Flukes happen. This was a fluke. It was a terrible fluke. It was a bad, awful, dreadful fuke, but it was a fluke.

I want to go on the record and declare that Tatum was the absolute hardest hitter in NFL history. Number 2 isn't all that close. No, Ronnie Lott did not hit as hard as Tatum. He was much less savage a hitter. He gave a good pop, but that is all. I would be willing to allow that Lott was a better overall-defender, but he was not a harder hitter.

Only Dick Butkus can rank close to Tatum in terms of hitting ferocity, but because of his slower foot speed, he could not muster the velocity necessary to produce those kinds of violent impacts. Velocity is king. Double the velocity and you quadruple the impact force. I don't doubt that Tatum hit players at twice the speed Butkus did. I don't doubt this produced superior force. Butkus was more massive, and that helps his cause, but the much greater speed of Tatum produced more devastating hits.

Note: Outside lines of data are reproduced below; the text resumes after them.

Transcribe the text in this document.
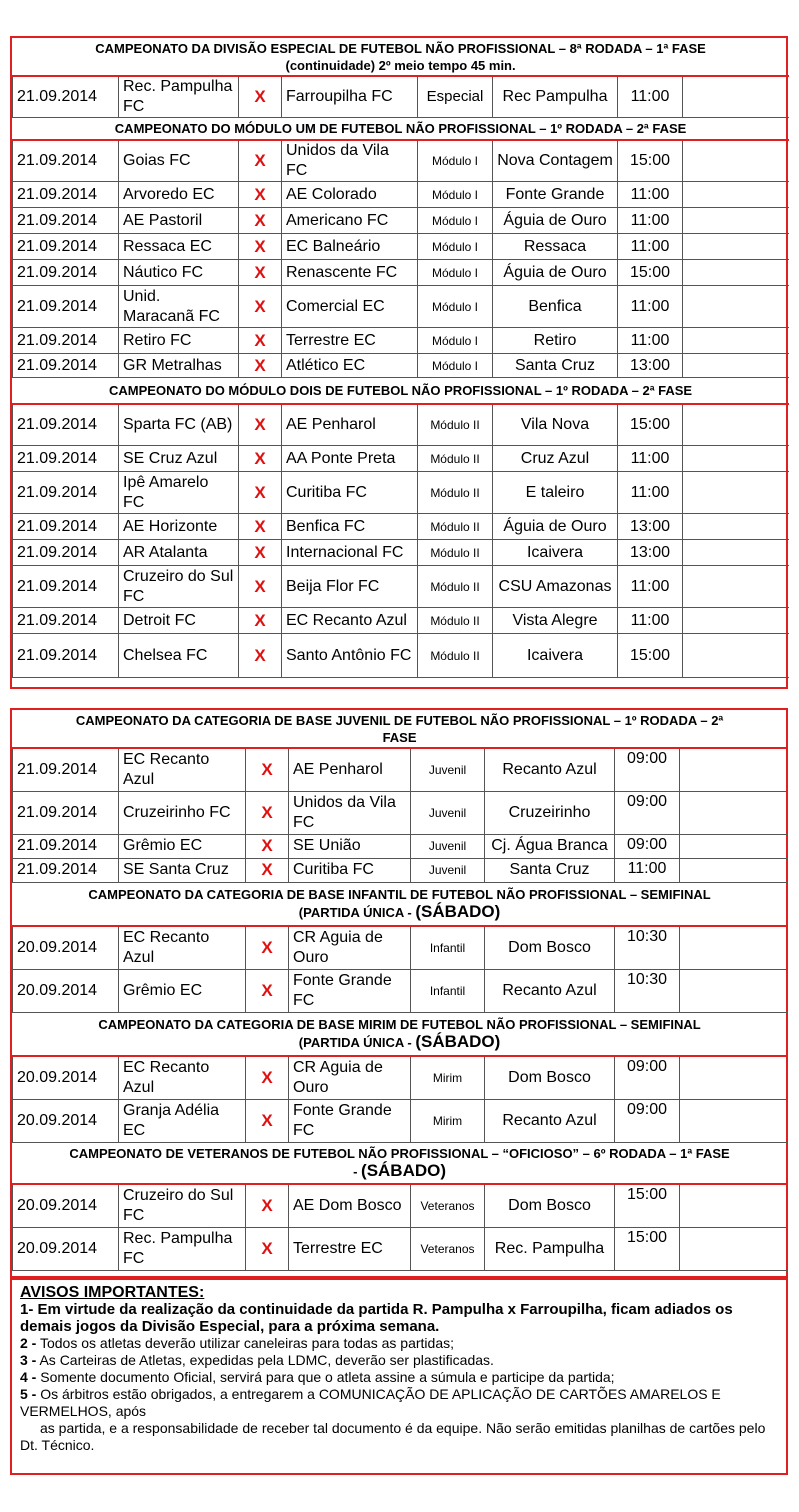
CAMPEONATO DA DIVISÃO ESPECIAL DE FUTEBOL NÃO PROFISSIONAL – 8ª RODADA – 1ª FASE
(continuidade) 2º meio tempo 45 min.							
21.09.2014	Rec. Pampulha FC	X	Farroupilha FC	Especial	Rec Pampulha	11:00	
CAMPEONATO DO MÓDULO UM DE FUTEBOL NÃO PROFISSIONAL – 1º RODADA – 2ª FASE							
21.09.2014	Goias FC	X	Unidos da Vila FC	Módulo I	Nova Contagem	15:00	
21.09.2014	Arvoredo EC	X	AE Colorado	Módulo I	Fonte Grande	11:00	
21.09.2014	AE Pastoril	X	Americano FC	Módulo I	Águia de Ouro	11:00	
21.09.2014	Ressaca EC	X	EC Balneário	Módulo I	Ressaca	11:00	
21.09.2014	Náutico FC	X	Renascente FC	Módulo I	Águia de Ouro	15:00	
21.09.2014	Unid. Maracanã FC	X	Comercial EC	Módulo I	Benfica	11:00	
21.09.2014	Retiro FC	X	Terrestre EC	Módulo I	Retiro	11:00	
21.09.2014	GR Metralhas	X	Atlético EC	Módulo I	Santa Cruz	13:00	
CAMPEONATO DO MÓDULO DOIS DE FUTEBOL NÃO PROFISSIONAL – 1º RODADA – 2ª FASE							
21.09.2014	Sparta FC (AB)	X	AE Penharol	Módulo II	Vila Nova	15:00	
21.09.2014	SE Cruz Azul	X	AA Ponte Preta	Módulo II	Cruz Azul	11:00	
21.09.2014	Ipê Amarelo FC	X	Curitiba FC	Módulo II	E taleiro	11:00	
21.09.2014	AE Horizonte	X	Benfica FC	Módulo II	Águia de Ouro	13:00	
21.09.2014	AR Atalanta	X	Internacional FC	Módulo II	Icaivera	13:00	
21.09.2014	Cruzeiro do Sul FC	X	Beija Flor FC	Módulo II	CSU Amazonas	11:00	
21.09.2014	Detroit FC	X	EC Recanto Azul	Módulo II	Vista Alegre	11:00	
21.09.2014	Chelsea FC	X	Santo Antônio FC	Módulo II	Icaivera	15:00	
CAMPEONATO DA CATEGORIA DE BASE JUVENIL DE FUTEBOL NÃO PROFISSIONAL – 1º RODADA – 2ª
FASE							
21.09.2014	EC Recanto Azul	X	AE Penharol	Juvenil	Recanto Azul	09:00	
21.09.2014	Cruzeirinho FC	X	Unidos da Vila FC	Juvenil	Cruzeirinho	09:00	
21.09.2014	Grêmio EC	X	SE União	Juvenil	Cj. Água Branca	09:00	
21.09.2014	SE Santa Cruz	X	Curitiba FC	Juvenil	Santa Cruz	11:00	
CAMPEONATO DA CATEGORIA DE BASE INFANTIL DE FUTEBOL NÃO PROFISSIONAL – SEMIFINAL
(PARTIDA ÚNICA - (SÁBADO)							
20.09.2014	EC Recanto Azul	X	CR Aguia de Ouro	Infantil	Dom Bosco	10:30	
20.09.2014	Grêmio EC	X	Fonte Grande FC	Infantil	Recanto Azul	10:30	
CAMPEONATO DA CATEGORIA DE BASE MIRIM DE FUTEBOL NÃO PROFISSIONAL – SEMIFINAL
(PARTIDA ÚNICA - (SÁBADO)							
20.09.2014	EC Recanto Azul	X	CR Aguia de Ouro	Mirim	Dom Bosco	09:00	
20.09.2014	Granja Adélia EC	X	Fonte Grande FC	Mirim	Recanto Azul	09:00	
CAMPEONATO DE VETERANOS DE FUTEBOL NÃO PROFISSIONAL – “OFICIOSO” – 6º RODADA – 1ª FASE
- (SÁBADO)							
20.09.2014	Cruzeiro do Sul FC	X	AE Dom Bosco	Veteranos	Dom Bosco	15:00	
20.09.2014	Rec. Pampulha FC	X	Terrestre EC	Veteranos	Rec. Pampulha	15:00	
AVISOS IMPORTANTES:
1- Em virtude da realização da continuidade da partida R. Pampulha x Farroupilha, ficam adiados os demais jogos da Divisão Especial, para a próxima semana.
2 - Todos os atletas deverão utilizar caneleiras para todas as partidas;
3 - As Carteiras de Atletas, expedidas pela LDMC, deverão ser plastificadas.
4 - Somente documento Oficial, servirá para que o atleta assine a súmula e participe da partida;
5 - Os árbitros estão obrigados, a entregarem a COMUNICAÇÃO DE APLICAÇÃO DE CARTÕES AMARELOS E VERMELHOS, após
as partida, e a responsabilidade de receber tal documento é da equipe. Não serão emitidas planilhas de cartões pelo Dt. Técnico.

Watching a man get hit by Tatum was like watching a human body experience the impact of 1 ounce shotgun slug. The shock went through their bodies, and they dropped dead. Just check out the Earl Campbell hit. That is a legendary moment in NFL history.

Tatum suffered terrible heath problems later in life, which is a study in Football Karma. There are natural cause-and-effect consequences that follow after being the hardest hitter in NFL history. He battled diabetes for years. Portions of both his legs were amputated as a result of circulatory problems stemming from diabetes. I am sure he had plenty of arthritis and orthopedic problems to go with it. Ultimately, a heart attack on Tuesday took his life.

For many of us, death comes as friend. It delivers us from a lot of pain and suffering. It was like this for my grandmother, who died after a painful battle with cancer. I am sure it was like this for Tatum also. I am fairly sure it will be like that for me.

Understand that Jack suffers pain no more. The same is true for Daryl Stingley. I hope the two reconcile somewhere else and at some other time.